Berdirinya Pagaruyung
Kerajaan Pagaruyung didirikan oleh seorang pangeran Majapahit yang bernama Adityawarman, pada tahun 1347. Adityawarman adalah putra dari Mahesa Anabrang, panglima perang Kerajaan Sriwijaya, dan Dara Jingga, putri dari kerajaan Dharmasraya. Ia bertahta sebagai raja bawahan (uparaja) dari Majapahit, dan sebelumnya pernah bersama-sama Mahapatih Gajah Mada berperang menaklukkan Bali dan Palembang.
Sebelum kerajaan ini berdiri, sebenarnya masyarakat di wilayah Minangkabau sudah memiliki sistem politik semacam konfederasi, yang merupakan lembaga musyawarah dari berbagai Nagari dan Luhak. Dilihat dari kontinuitas sejarah, Kerajaan Pagaruyung merupakan semacam perubahan sistem administrasi semata bagi masyarakat setempat (Suku Minang). Kerajaan Pagaruyung menjadi Kesultanan Islam sekitar tahun 1600-an. Kerajaan ini runtuh pada masa Perang Padri.
Wilayah kekuasaan
Wilayah pengaruh politik Kerajaan Pagaruyung adalah wilayah tempat hidup, tumbuh, dan berkembangnya kebudayaan Minangkabau. Wilayah ini dapat dilacak dari pernyataan tambo (legenda adat) berbahasa Minang ini [1]:
- Dari Sikilang Aia Bangih
- Hingga Taratak Aia Hitam
- Dari Durian Ditakuak Rajo
- Hingga Sialang Balantak Basi
Sikilang Aia Bangih adalah batas utara, sekarang di daerah Pasaman Barat, berbatasan dengan Natal, Sumatera Utara. Taratak Aia Hitam adalah daerah Bengkulu. Durian Ditakuak Rajo adalah wilayah di Kabupaten Bungo, Jambi. Yang terakhir, Sialang Balantak Basi adalah wilayah di Rantau Barangin, Kabupaten Kampar, Riau sekarang. Secara lengkapnya, di dalam tambo dinyatakan bahwa Alam Minangkabau (wilayah Kerajaan Pagaruyung) adalah sebagai berikut:
|
|
Sistem pemerintahan
Aparat pemerintahan
Raja Pagaruyung, yang disebut juga sebagai Raja Alam, melaksanakan tugas-tugas pemerintahannya dengan bantuan dua orang pembantu utamanya, yaitu Raja Adat yang berkedudukan di Buo, dan Raja Ibadat yang berkedudukan di Sumpur Kudus. Raja Adat memutuskan masalah-masalah adat, sedangkan Raja Ibadat mengurus masalah-masalah agama. Bila ada masalah yang tidak selesai barulah dibawa ke Raja Pagaruyung.

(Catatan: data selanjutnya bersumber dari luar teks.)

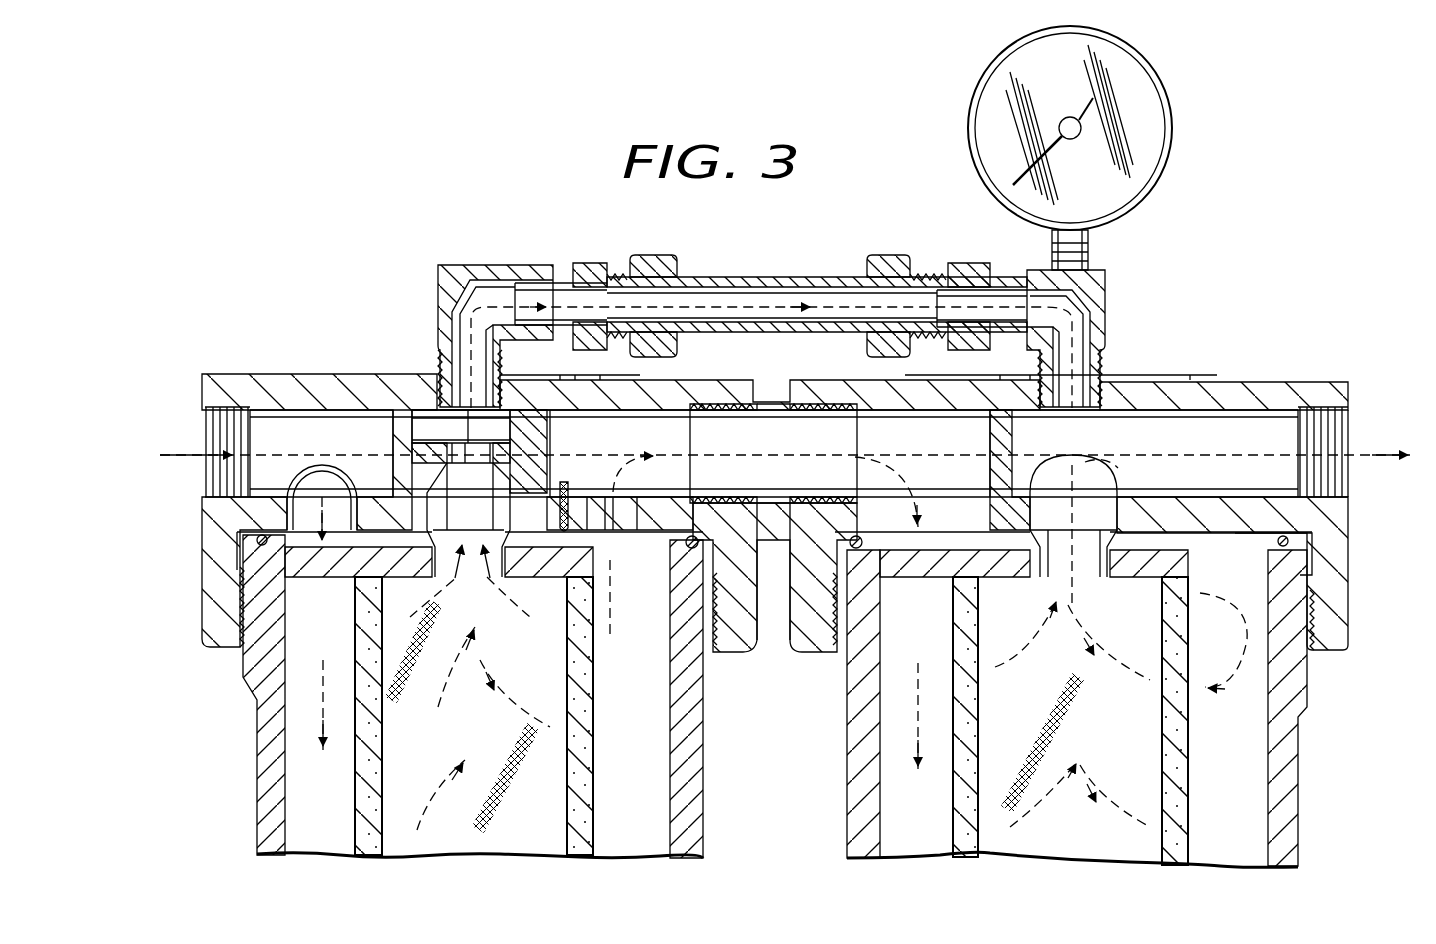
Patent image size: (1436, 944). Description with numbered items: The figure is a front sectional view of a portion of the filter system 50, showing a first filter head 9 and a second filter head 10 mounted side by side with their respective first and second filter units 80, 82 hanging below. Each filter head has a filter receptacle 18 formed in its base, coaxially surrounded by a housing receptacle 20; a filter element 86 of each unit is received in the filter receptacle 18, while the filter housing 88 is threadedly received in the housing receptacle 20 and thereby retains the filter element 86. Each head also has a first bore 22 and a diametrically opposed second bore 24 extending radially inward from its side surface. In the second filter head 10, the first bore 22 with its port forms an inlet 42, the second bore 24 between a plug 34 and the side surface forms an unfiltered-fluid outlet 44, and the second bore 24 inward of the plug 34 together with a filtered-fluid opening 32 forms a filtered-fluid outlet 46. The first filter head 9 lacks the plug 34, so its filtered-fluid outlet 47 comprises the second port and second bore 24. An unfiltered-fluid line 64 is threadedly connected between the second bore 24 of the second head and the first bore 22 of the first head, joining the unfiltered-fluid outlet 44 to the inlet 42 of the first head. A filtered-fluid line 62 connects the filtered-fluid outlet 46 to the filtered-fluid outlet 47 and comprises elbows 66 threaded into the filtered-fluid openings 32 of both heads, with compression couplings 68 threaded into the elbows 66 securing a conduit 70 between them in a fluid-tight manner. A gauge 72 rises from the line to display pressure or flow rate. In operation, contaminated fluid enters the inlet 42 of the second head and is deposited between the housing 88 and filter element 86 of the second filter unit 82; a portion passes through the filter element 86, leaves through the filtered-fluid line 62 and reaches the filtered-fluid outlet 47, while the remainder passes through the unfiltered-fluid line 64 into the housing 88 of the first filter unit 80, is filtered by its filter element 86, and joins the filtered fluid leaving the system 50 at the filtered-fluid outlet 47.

The first filter head 9 is at (1262, 381).
The filter head 10 is at (258, 370).
The filter receptacle 18 is at (1125, 548).
The housing receptacle 20 is at (1240, 540).
The first bore 22 is at (810, 404).
The second bore 24 is at (720, 404).
The filtered-fluid opening 32 is at (497, 392).
The plug 34 is at (556, 445).
The inlet 42 is at (250, 430).
The unfiltered-fluid outlet 44 is at (605, 424).
The filtered-fluid outlet 46 is at (428, 413).
The filtered-fluid outlet 47 is at (1310, 437).
The filter system 50 is at (889, 217).
The filtered-fluid line 62 is at (787, 268).
The unfiltered-fluid line 64 is at (775, 514).
The elbow 66 is at (482, 266).
The compression coupling 68 is at (607, 266).
The conduit 70 is at (710, 278).
The gauge 72 is at (969, 96).
The first filter unit 80 is at (1306, 757).
The second filter unit 82 is at (709, 768).
The filter element 86 is at (363, 720).
The filter housing 88 is at (268, 777).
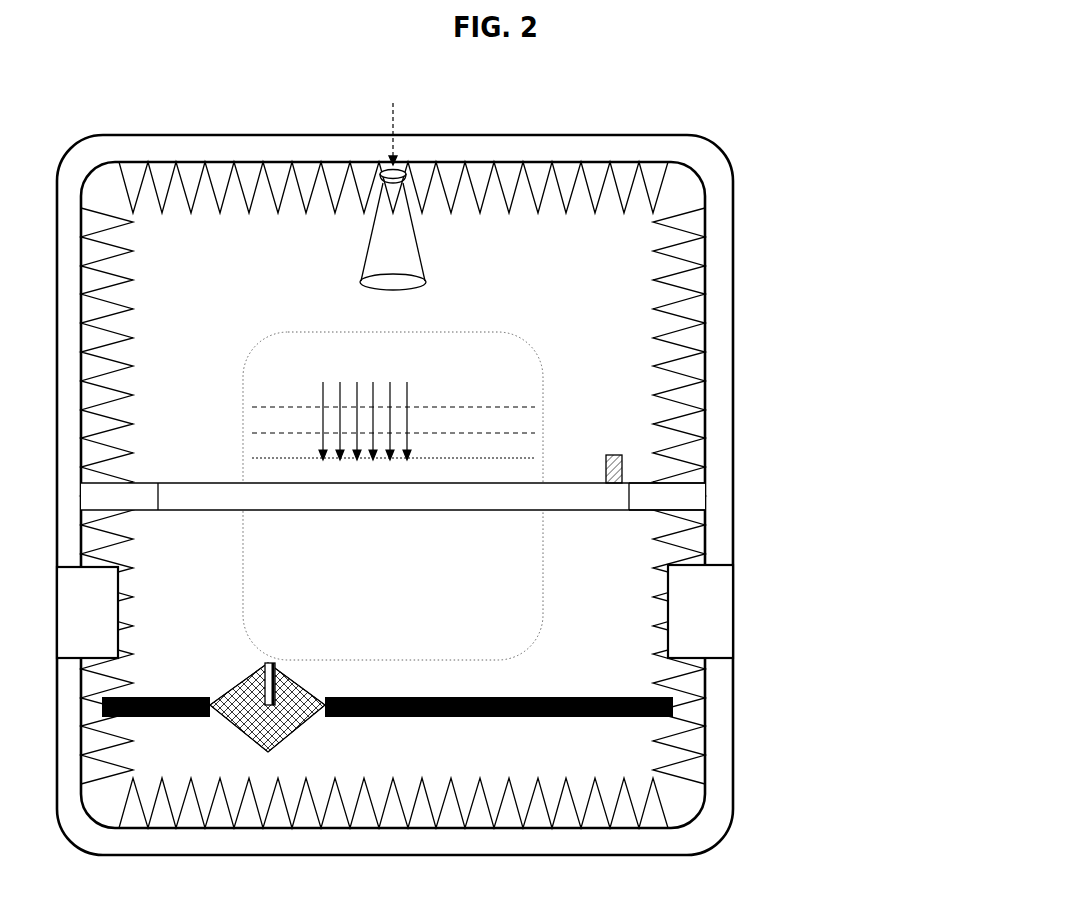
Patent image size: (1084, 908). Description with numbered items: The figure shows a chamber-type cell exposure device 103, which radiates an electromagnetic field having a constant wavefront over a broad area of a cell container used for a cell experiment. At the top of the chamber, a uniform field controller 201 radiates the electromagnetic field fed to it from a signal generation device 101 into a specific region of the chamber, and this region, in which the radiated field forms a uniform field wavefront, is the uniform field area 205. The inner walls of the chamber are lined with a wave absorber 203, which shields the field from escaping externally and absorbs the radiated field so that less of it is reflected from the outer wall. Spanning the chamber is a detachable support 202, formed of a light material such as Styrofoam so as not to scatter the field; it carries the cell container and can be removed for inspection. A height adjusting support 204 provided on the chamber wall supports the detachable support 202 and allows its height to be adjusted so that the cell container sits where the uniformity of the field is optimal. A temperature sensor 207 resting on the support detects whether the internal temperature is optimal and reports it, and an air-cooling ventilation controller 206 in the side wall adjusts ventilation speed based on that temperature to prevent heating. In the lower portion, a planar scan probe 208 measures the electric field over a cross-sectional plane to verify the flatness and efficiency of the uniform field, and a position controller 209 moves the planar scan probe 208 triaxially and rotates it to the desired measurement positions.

The signal generation device 101 is at (392, 120).
The chamber-type cell exposure device 103 is at (395, 514).
The uniform field controller 201 is at (397, 260).
The detachable support 202 is at (183, 502).
The wave absorber 203 is at (695, 252).
The height adjusting support 204 is at (695, 495).
The uniform field area 205 is at (290, 350).
The air-cooling ventilation controller 206 is at (707, 615).
The temperature sensor 207 is at (613, 453).
The planar scan probe 208 is at (293, 730).
The position controller 209 is at (658, 717).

Selain kedua raja tadi, Raja Alam dibantu pula oleh Basa Ampek Balai, artinya orang besar yang berempat. Mereka adalah:
- Bandaro (bendahara) atau Tuanku Titah yang berkedudukan di Sungai Tarab. Kedudukannya hampir sama seperti Perdana Menteri. Bendahara ini dapat dibandingkan dengan jabatan bernama sama di Kesultanan Melaka
- Makhudum yang berkedudukan di Sumanik. Ia bertugas memelihara hubungan dengan rantau dan kerajaan lain.
- Indomo yang berkedudukan di Saruaso. Ia bertugas memelihara adat-istiadat
- Tuan Kadi berkedudukan di Padang Ganting. Ia bertugas menjaga syariah agama
Tuan Gadang di Batipuh tidak termasuk dalam Basa Ampek Balai, namun derajatnya sama. Ia bertugas sebagai panglima angkatan perang.
Sebagai aparat pemerintahan, masing-masing Basa Ampek Balai punya daerah-daerah tertentu di mana mereka berhak menagih upeti sekedarnya. Daerah-daerah ini disebut rantau masing-masing. Bandaro memiliki rantau di Bandar X, rantau Tuan Kadi adalah di VII Koto dekat Sijunjung, Indomo punya rantau di bagian utara Padang sedangkan Makhudum punya rantau di Semenanjung Melayu, di daerah pemukiman orang Minangkabau di sana.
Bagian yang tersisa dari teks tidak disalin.